Each state has its own rule for forming a Limited Liability Company. Let’s see what Georgia requires for starting an LLC.
As one of the ways to form a business, a Limited Liability Company (LLC) combines the few legal constraints of a sole proprietorship with the reduced liability of a corporation. The members that form an LLC receive personal asset protection, as any debts generated by the LLC are the sole legal responsibility of the LLC. Income taxes “pass through” an LLC to each member’s individual income tax return. This means forming an LLC eliminates the double taxation feature that affects other types of business structures.
Pick a Name
Georgia business law requires an LLC to include one of the following in its name:
- Limited Liability Company
- Limited Company
You can abbreviate Limited as “Ltd” and Company as “Co.” The entire name can be no longer than 80 characters, which includes spaces and punctuation.
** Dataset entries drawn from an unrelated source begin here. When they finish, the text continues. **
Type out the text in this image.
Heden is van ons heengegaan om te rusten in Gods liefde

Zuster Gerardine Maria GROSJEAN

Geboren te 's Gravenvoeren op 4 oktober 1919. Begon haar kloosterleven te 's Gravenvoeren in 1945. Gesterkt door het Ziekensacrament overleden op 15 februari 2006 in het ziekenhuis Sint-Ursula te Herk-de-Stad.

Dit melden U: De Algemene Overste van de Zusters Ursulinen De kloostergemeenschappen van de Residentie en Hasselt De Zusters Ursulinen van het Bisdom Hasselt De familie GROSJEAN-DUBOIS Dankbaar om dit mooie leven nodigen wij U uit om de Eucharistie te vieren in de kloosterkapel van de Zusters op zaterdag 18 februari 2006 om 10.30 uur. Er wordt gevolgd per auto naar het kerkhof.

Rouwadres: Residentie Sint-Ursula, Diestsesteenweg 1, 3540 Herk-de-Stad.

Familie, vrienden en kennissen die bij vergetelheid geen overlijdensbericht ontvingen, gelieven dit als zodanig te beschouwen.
The name that you choose for your LLC must be easy to differentiate from other business names filed with the Georgia Secretary of State Corporations Division. Use the Corporations Division business name database to confirm your LLC name is unique. Georgia law grants businesses 30 days to reserve a name by filing a Name Reservation Request form.
Name a Registered Agent
Every LLC operating in Georgia must name an agent for the service of process. An agent for the service of process represents a person or a business that handles the legal documents filed on behalf of an LLC if the business is served with a lawsuit. The person or business named as a registered agent must have the authorization to conduct business in Georgia, as well as provide proof of having a physical address. A P.O. box number is not sufficient enough to qualify a registered agent to handle service of process requests.
Submit Transmittal Form and the Articles of Organization
An LLC officially forms in Georgia when it submits a Transmittal Information Form Georgia Limited Liability Company. The form must include the following information:
- LLC name
- LLC main physical address
- LLC email address
- Name and address filing the document
- Name and address of the registered agent
- Every name and address of the organizers
The articles of organization must include the name of the LLC, as well as the signature of each member and attorney representing the LLC.
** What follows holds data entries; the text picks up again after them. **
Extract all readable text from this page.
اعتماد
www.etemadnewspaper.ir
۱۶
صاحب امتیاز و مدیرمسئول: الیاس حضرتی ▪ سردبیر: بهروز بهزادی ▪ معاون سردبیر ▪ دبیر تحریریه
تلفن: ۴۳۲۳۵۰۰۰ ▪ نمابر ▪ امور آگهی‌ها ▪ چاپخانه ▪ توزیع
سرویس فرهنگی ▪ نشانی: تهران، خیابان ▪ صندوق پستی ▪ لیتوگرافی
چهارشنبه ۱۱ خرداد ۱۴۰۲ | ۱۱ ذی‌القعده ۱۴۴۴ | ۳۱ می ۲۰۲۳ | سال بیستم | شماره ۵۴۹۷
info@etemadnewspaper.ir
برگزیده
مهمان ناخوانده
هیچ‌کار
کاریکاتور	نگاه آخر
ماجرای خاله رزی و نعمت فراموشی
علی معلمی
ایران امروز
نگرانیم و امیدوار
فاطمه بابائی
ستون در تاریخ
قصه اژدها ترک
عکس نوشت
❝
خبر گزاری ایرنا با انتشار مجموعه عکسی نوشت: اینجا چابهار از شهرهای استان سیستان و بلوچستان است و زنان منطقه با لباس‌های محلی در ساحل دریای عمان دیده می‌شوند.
Create an Operating Agreement
Like many other states, Georgia does not require the members of an LLC to create an operating agreement. However, creating one establishes the legal guidelines for how you want your LLC to operate. The operating agreement for your LLC should include information that clearly describes the rights of each member and manager, with an emphasis on how your LLC should be run. This document also ensures your LLC gains the legal protections granted to LLCs by demonstrating that it is a separate business entity.
Apply for an Employer Identification Number
Georgia law requires an LLC to acquire an Employer Identification Number (EIN) if the LLC has more than one member and no employees. LLCs managed by just one member need to apply for an EIN if the LLC has at least one employee or decides to have the business taxed as a corporation instead of a sole proprietorship. You can obtain an EIN for your LLC by applying on the IRS website.
Pay the Annual Registration Fee
The initial registration and the payment of a fee for an LLC in Georgia happens between January 1 and April 1. Every year after that, LLCs must pay an annual registration fee to keep their businesses legally viable in the State of Georgia. The state encourages LLCs to file registrations online.